Jarrett Cooper said...

Another book I'll have to add to my wish list. (I hope things go smoothly.)

Leonhard said...

Well it be available as an ebook, or is exclusively written on paper?

Alexander R Pruss said...

You know, I don't know. I signed the contract about five years ago, when very few people were interested in ebooks. I'll check with the publisher.

awatkins69 said...

Can't wait!!

Alexander R Pruss said...

I checked with the publisher, and they gave me a firm yes on the ebook question.

awatkins69 said...
This comment has been removed by the author.
Leonhard said...

Great, the probability that I will read a book is much higher if its an ebook.

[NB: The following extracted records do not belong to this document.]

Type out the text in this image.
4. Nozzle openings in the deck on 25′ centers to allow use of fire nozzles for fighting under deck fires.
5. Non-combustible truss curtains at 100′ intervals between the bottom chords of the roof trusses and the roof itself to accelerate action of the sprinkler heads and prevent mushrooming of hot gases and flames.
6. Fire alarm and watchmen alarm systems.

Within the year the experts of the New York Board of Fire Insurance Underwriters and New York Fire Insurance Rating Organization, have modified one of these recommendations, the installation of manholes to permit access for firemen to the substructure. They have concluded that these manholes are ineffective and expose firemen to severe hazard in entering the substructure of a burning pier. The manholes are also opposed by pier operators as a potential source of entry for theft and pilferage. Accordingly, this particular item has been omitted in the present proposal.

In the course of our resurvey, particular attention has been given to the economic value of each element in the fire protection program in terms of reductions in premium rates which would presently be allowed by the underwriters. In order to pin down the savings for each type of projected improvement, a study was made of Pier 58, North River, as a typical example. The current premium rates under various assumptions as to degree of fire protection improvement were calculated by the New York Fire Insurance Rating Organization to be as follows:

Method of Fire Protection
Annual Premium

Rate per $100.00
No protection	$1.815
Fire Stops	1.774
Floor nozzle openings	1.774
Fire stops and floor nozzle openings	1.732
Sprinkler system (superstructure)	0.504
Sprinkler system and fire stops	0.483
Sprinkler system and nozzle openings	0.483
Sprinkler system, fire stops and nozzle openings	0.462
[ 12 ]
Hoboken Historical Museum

thirdmillennialtemplar said...

Where can one find this book? I can find no link to it on Amazon or elsewhere - I would love to read it.

Alexander R Pruss said...

It's not available yet and I don't have a timeline from the publisher.

Alexander R Pruss said...

Just got a copy of the fall catalog and it's in it. I am still proofreading the book, though.

dovetheology.com said...

This looks great. It seems that you go into significant detail on Biblical views on sex and philosophical views on romantic love, but I'm wondering to what extent you talk about Biblical views of romantic love? Thanks.

Alexander R Pruss said...

We certainly have much important biblical descriptive material about a number of particular romantic relationships, but I do not know that we have an account in Scripture of how romantic love is delineated from other kinds of love, except insofar as romantic love, in its marital fullness, leads to a passionate union as one body.